Activists had agreed to clear their tent camp from the Plaza de Catalunya on Wednesday in return for the city giving them an information booth to help tell people about the protest over Spain's economic crisis.
But Roc Peris, a spokesman for the Barcelona movement, said the city had offered them a cabin measuring eight square metres (86 square feet), which was "not enough".
"We don't think that's fair. We did our part to clean up as much as possible and now we are waiting for their proposal," he said, adding that he feared police may swoop overnight to move them out.
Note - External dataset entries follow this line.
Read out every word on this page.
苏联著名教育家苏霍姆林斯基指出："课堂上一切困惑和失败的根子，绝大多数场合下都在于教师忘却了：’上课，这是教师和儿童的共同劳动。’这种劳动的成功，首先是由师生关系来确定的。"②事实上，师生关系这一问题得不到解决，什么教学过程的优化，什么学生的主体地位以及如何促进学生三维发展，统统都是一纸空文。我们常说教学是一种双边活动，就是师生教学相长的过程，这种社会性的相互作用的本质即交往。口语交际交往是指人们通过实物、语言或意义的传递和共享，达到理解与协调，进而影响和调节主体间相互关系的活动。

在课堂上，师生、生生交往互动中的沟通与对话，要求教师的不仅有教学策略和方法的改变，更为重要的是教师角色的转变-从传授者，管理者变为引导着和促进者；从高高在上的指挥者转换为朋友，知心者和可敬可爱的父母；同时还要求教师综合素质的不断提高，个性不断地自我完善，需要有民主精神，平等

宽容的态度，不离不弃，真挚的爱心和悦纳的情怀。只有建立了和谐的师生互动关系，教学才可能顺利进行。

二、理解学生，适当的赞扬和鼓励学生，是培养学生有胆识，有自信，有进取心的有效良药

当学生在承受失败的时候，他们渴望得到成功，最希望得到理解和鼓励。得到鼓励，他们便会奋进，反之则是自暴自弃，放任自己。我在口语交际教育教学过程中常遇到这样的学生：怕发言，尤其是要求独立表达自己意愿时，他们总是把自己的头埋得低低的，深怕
Protesters removed some signs and cleared about one-third of the encampment in the square but left a dozen large protest stalls and about 15 smaller sleeping tents.
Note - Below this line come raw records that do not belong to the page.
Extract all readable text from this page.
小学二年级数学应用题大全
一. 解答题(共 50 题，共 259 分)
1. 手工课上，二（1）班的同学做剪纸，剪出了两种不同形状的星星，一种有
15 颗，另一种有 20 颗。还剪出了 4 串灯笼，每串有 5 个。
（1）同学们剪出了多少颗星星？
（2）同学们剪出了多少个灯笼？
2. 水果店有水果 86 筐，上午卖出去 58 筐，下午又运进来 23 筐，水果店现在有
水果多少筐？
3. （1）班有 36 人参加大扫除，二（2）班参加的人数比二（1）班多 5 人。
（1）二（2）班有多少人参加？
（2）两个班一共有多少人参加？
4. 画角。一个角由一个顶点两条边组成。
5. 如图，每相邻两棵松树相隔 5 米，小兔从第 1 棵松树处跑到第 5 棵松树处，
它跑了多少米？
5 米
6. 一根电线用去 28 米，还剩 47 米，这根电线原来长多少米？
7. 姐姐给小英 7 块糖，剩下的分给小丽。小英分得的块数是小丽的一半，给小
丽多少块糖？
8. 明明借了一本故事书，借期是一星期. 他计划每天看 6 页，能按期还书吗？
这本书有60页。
The Barcelona encampment was set up as part of a movement that erupted May 15 with activists rallying protesters to city squares around Spain, spreading the word via Twitter and Facebook.
The protesters have won broad public support in their fight against austerity measures, a 21.29-percent unemployment rate and corruption-tainted politicians.
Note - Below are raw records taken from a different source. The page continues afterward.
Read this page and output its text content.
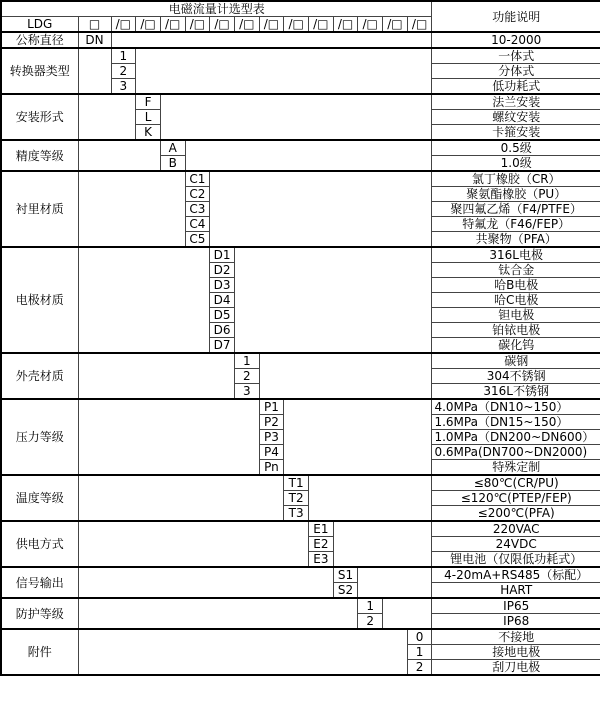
电磁流量计选型表															功能说明
LDG	□	/□	/□	/□	/□	/□	/□	/□	/□	/□	/□	/□	/□	/□	
公称直径	DN														10-2000
转换器类型		1													一体式
		2													分体式
		3													低功耗式
安装形式			F												法兰安装
			L												螺纹安装
			K												卡箍安装
精度等级				A											0.5级
				B											1.0级
衬里材质					C1										氯丁橡胶（CR）
					C2										聚氨酯橡胶（PU）
					C3										聚四氟乙烯（F4/PTFE）
					C4										特氟龙（F46/FEP）
					C5										共聚物（PFA）
电极材质						D1									316L电极
						D2									钛合金
						D3									哈B电极
						D4									哈C电极
						D5									钽电极
						D6									铂铱电极
						D7									碳化钨
外壳材质							1								碳钢
							2								304不锈钢
							3								316L不锈钢
压力等级								P1							4.0MPa（DN10~150）
								P2							1.6MPa（DN15~150）
								P3							1.0MPa（DN200~DN600）
								P4							0.6MPa(DN700~DN2000)
								Pn							特殊定制
温度等级									T1						≤80℃(CR/PU)
									T2						≤120℃(PTEP/FEP)
									T3						≤200℃(PFA)
供电方式										E1					220VAC
										E2					24VDC
										E3					锂电池（仅限低功耗式）
信号输出											S1				4-20mA+RS485（标配）
											S2				HART
防护等级												1			IP65
												2			IP68
附件														0	不接地
														1	接地电极
														2	刮刀电极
On May 27, Catalan anti-riot police fired rubber bullets and swung truncheons to disperse protesters in the Barcelona square, resulting in 87 mostly light injuries.
By that same evening, however, at least 5,000 people were back in the square pitching tents again.
"If anyone is going to do any hitting it will be the police making a violent eviction," said Mehdi Semenas, 23-year-old musician and Barcelona resident from Montpellier, France.
"We are fighting for the children who will have to confront the future," he said.
A protest camp in Madrid's Puerta del Sol square was dismantled on June 12 but the group has since mounted a series of protests, rallying an estimated 200,000 people across Spain on June 19.
Last week, small groups of activists set off on long marches from Barcelona, Valencia in the east and Cadiz in the south to spread their protest before joining up for a Madrid rally planned on July 24.
Prime Minister Jose Luis Rodriguez Zapatero vowed in a state of the nation address Tuesday to curb Spain's debt and battle the crisis, describing the high unemployment rate as "unacceptable".
On Wednesday, about 100 activists gathered in Madrid's Puerta del Sol for a "people's debate" on the state of the nation, sitting on cardboard boxes as volunteers handed out umbrellas to fend off the sun and sprayed people with cooling water.
"We want to denounce the breach that separates citizens from political representatives," one activist told the crowd. "Because the problems of the citizens find no echo in the debate in parliament."